La liquidez es la capacidad de convertir un activo en dinero en efectivo de forma rápida y sin perder valor. El dinero de tu cuenta corriente tiene liquidez total: lo tienes disponible al instante. Un piso, en cambio, tiene liquidez muy baja, porque venderlo puede llevar meses. Entender la liquidez es clave para no quedarte sin dinero disponible cuando lo necesitas.
Puedes tener mucho patrimonio pero poca liquidez, y eso es un problema. Si todo tu dinero está en un piso o en inversiones a largo plazo y surge un imprevisto, no puedes acceder a él rápido sin vender (posiblemente en mal momento). Por eso siempre conviene tener una parte líquida disponible.
La regla práctica: tu fondo de emergencia debe estar en algo totalmente líquido (una cuenta remunerada), mientras que el dinero que no vas a necesitar en años puede estar en inversiones menos líquidas pero más rentables.
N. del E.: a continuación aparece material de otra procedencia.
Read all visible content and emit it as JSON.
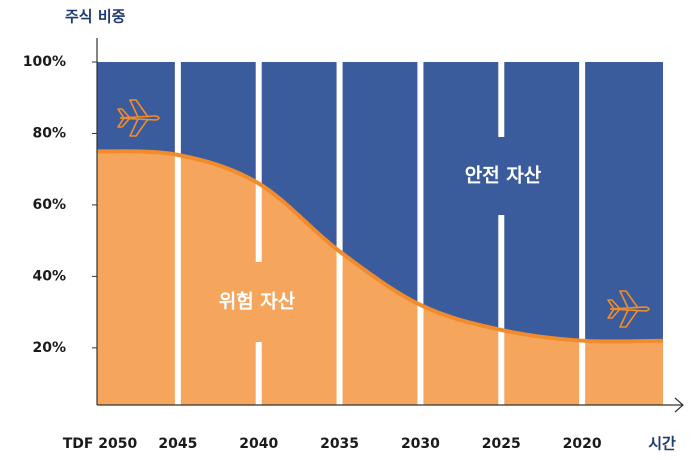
{
  "chart_data": {
    "type": "area",
    "y_axis_label": "주식 비중",
    "x_axis_label": "시간",
    "categories": [
      "TDF 2050",
      "2045",
      "2040",
      "2035",
      "2030",
      "2025",
      "2020",
      null
    ],
    "values": [
      75,
      74,
      66,
      47,
      32,
      25,
      22,
      22
    ],
    "ylim": [
      4,
      100
    ],
    "yticks": [
      {
        "value": 20,
        "label": "20%"
      },
      {
        "value": 40,
        "label": "40%"
      },
      {
        "value": 60,
        "label": "60%"
      },
      {
        "value": 80,
        "label": "80%"
      },
      {
        "value": 100,
        "label": "100%"
      }
    ],
    "color": "#f5a55c",
    "line_color": "#f28b2c",
    "background_color": "#3b5c9c",
    "annotations": [
      "위험 자산",
      "안전 자산"
    ]
  }
}
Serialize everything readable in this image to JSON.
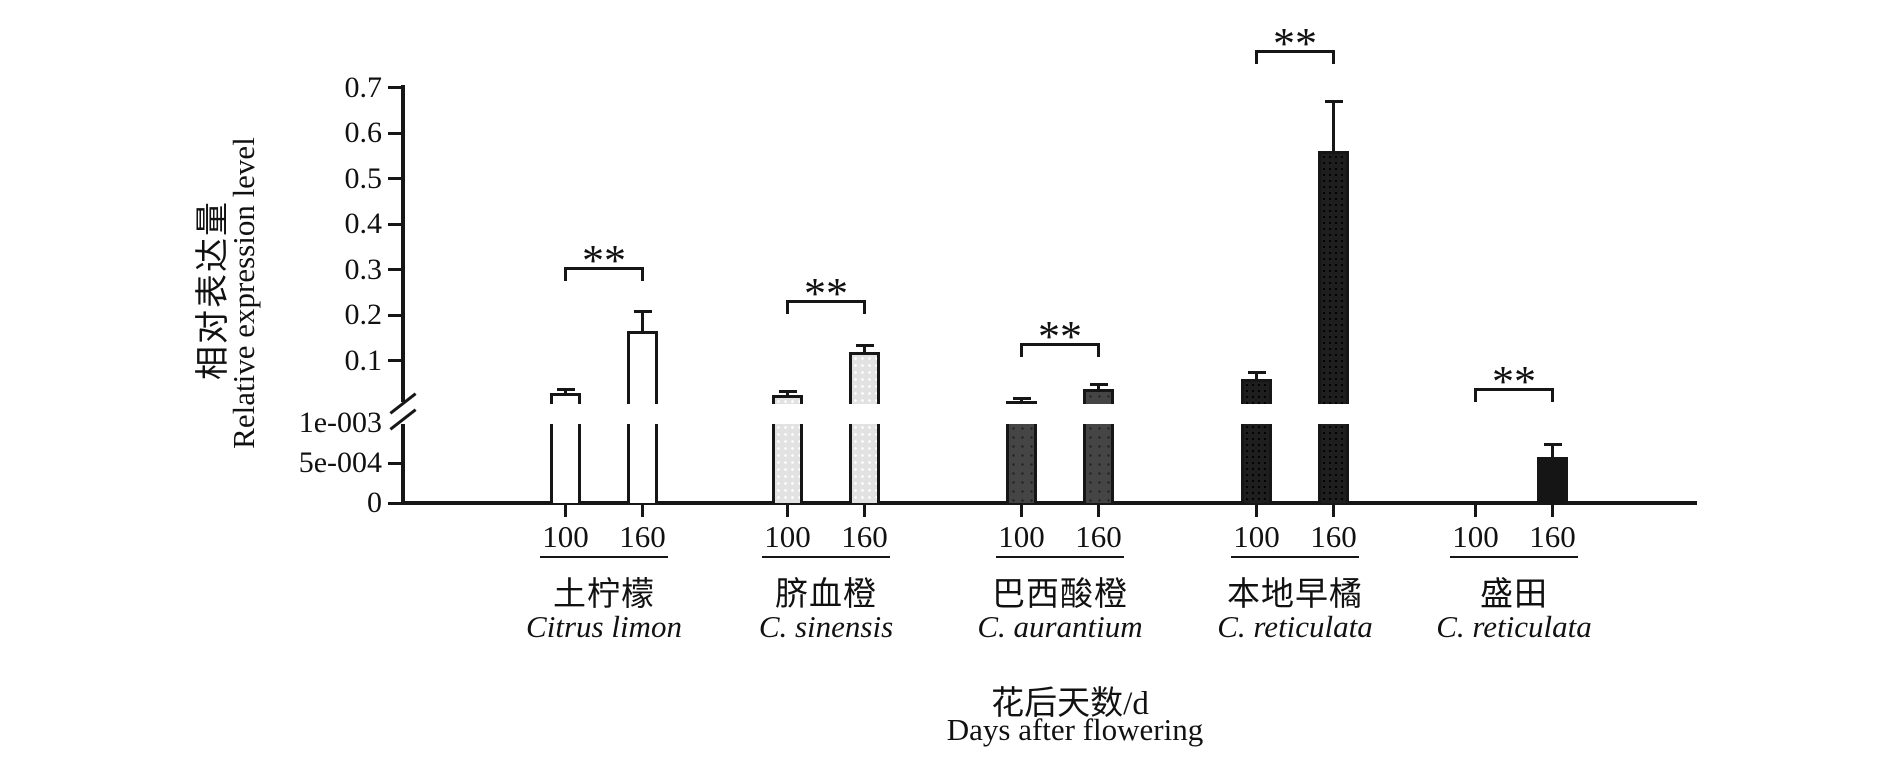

Se trata de equilibrar disponibilidad y rentabilidad según cuándo vas a necesitar cada euro.
Normalmente, cuanto más líquido es un activo, menos rentabilidad ofrece (una cuenta corriente da 0%), y cuanto menos líquido, más puede rentar (un piso, un depósito a plazo). No es bueno ni malo: es cuestión de tener cada tipo de dinero en el sitio adecuado.